ABC launching live streaming TV app for iOS, Kindle Fire
Walt Disney Company-owned ABC is poised to begin streaming primetime and local programming to mobile subscribers in select U.S. markets, becoming the first major American broadcaster to simulcast live content to connected devices.
The New York Times reports the multi-platform Watch ABC effort, going live May 14, will give authenticated users full access to live content from their local ABC network, including primetime series, local news and syndicated content. Users must log in using their cable credentials for cable companies and video providers including Comcast, Cablevision, Cox, Charter and AT&T (NYSE:T) U-verse.
ABC said the mobile live stream will not run the same ads integrated into the original television broadcast, but will instead run digital ads similar to those found on its ABC.com site. "What you see here is the same live programming," ABC Vice President for Digital Media Albert Cheng told The New York Times, "but what we are doing during the commercial break is actually inserting new ads into the stream."
Watch ABC will initially roll out in markets that are home to ABC-owned affiliates, beginning with WABC in New York City and WPVI in Philadelphia. To offer the service in other markets, ABC must first sign contracts with its local affiliate partners: The network closed an agreement with Hearst Television on Sunday, and it said it will expand Watch ABC to 13 Hearst markets including Boston and Pittsburgh later this year. ABC plans to ink additional affiliates in time for the launch of its fall 2013 primetime season.
Users can access live programming via Watch ABC apps for Apple's (NASDAQ:AAPL) iOS and Amazon's (NASDAQ:AMZN) Kindle Fire. The network said it will introduce a version of Watch ABC optimized for Samsung Galaxy devices later this summer: Asked by Mashable if a broader Android release is in the pipeline, ABC said the Kindle Fire and Galaxy portfolios are the only Android devices it is currently targeting.
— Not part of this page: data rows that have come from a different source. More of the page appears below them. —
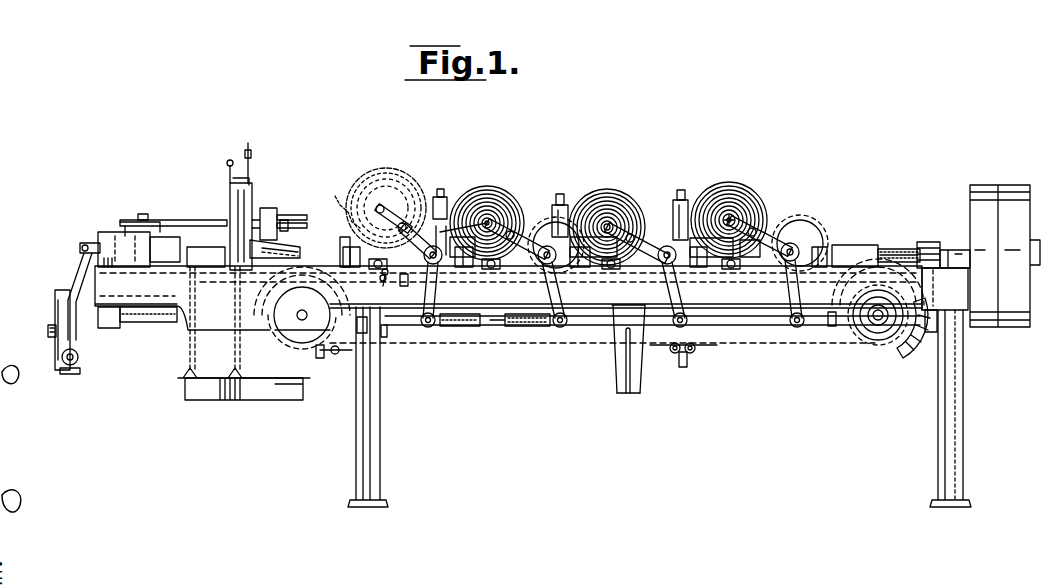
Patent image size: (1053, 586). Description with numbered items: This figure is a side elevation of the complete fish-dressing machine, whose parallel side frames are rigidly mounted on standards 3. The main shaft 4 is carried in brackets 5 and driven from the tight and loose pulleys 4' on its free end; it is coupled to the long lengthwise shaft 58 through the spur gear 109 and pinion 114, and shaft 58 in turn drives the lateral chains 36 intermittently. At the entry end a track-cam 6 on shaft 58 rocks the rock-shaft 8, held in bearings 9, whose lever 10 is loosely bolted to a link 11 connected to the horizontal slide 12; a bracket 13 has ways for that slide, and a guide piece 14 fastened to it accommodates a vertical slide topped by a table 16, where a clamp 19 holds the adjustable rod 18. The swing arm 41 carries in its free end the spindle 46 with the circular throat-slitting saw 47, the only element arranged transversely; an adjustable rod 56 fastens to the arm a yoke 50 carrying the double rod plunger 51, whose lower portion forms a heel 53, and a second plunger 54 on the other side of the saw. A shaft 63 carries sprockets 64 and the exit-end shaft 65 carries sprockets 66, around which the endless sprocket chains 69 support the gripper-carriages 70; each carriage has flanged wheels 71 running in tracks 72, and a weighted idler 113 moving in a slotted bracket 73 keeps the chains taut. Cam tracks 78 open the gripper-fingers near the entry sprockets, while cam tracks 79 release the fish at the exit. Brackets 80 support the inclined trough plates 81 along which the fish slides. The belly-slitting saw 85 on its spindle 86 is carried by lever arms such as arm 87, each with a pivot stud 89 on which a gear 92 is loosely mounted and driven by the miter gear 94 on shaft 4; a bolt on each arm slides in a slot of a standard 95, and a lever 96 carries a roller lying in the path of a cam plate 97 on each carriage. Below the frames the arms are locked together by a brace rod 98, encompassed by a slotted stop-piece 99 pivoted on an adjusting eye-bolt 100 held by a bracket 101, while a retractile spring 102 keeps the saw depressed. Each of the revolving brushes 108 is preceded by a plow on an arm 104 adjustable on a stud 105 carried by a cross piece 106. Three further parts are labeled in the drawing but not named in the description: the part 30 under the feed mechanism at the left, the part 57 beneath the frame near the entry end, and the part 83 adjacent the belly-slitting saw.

The standards 3 is at (381, 407).
The main shaft 4 is at (899, 246).
The pulleys 4' is at (1005, 245).
The brackets 5 is at (950, 250).
The track-cam 6 is at (58, 312).
The rock-shaft 8 is at (64, 372).
The bearings 9 is at (62, 357).
The lever 10 is at (48, 331).
The link 11 is at (82, 243).
The horizontal slide 12 is at (172, 246).
The bracket 13 is at (104, 232).
The guide piece 14 is at (122, 230).
The table 16 is at (126, 226).
The adjustable rod 18 is at (165, 221).
The clamp 19 is at (145, 213).
The feed mechanism 30 is at (212, 262).
The lateral chains 36 is at (235, 370).
The swing arm 41 is at (270, 209).
The spindle 46 is at (306, 225).
The throat-slitting saw 47 is at (238, 200).
The yoke 50 is at (251, 190).
The double rod plunger 51 is at (249, 150).
The heel 53 is at (300, 253).
The plunger 54 is at (227, 167).
The adjustable rod 56 is at (292, 215).
The block 57 is at (110, 328).
The shaft 58 is at (140, 322).
The shaft 63 is at (300, 318).
The sprockets 64 is at (300, 343).
The shaft 65 is at (872, 328).
The sprockets 66 is at (884, 340).
The endless sprocket chain 69 is at (528, 330).
The gripper-carriage 70 is at (335, 354).
The flanged wheels 71 is at (674, 353).
The tracks 72 is at (903, 358).
The slotted bracket 73 is at (622, 392).
The cam tracks 78 is at (270, 300).
The cam tracks 79 is at (828, 322).
The brackets 80 is at (362, 262).
The trough plates 81 is at (340, 242).
The link 83 is at (375, 212).
The slitting saw 85 is at (372, 178).
The spindle 86 is at (345, 203).
The lever arm 87 is at (440, 226).
The pivot stud 89 is at (505, 240).
The gear 92 is at (545, 230).
The miter gear 94 is at (447, 205).
The standard 95 is at (470, 195).
The lever 96 is at (385, 276).
The cam plate 97 is at (318, 352).
The brace rod 98 is at (436, 324).
The slotted stop-piece 99 is at (428, 328).
The adjusting eye-bolt 100 is at (373, 333).
The bracket 101 is at (384, 340).
The retractile spring 102 is at (474, 328).
The arm 104 is at (556, 205).
The stud 105 is at (450, 190).
The cross piece 106 is at (462, 182).
The brushes 108 is at (505, 198).
The spur gear 109 is at (937, 328).
The weighted idler 113 is at (614, 345).
The pinion 114 is at (927, 242).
Moving forward, ABC will withhold its most recent TV episodes from the free versions of Hulu--the online streaming video site co-owned by Disney, News Corp. and silent partner Comcast--as well as ABC.com, limiting viewership to paying cable and satellite subscribers. Hulu's owners have said they want to sell the service to pursue their own respective digital distribution strategies; last week, Bloomberg reported that Yahoo is considering a bid to acquire the Hulu platform.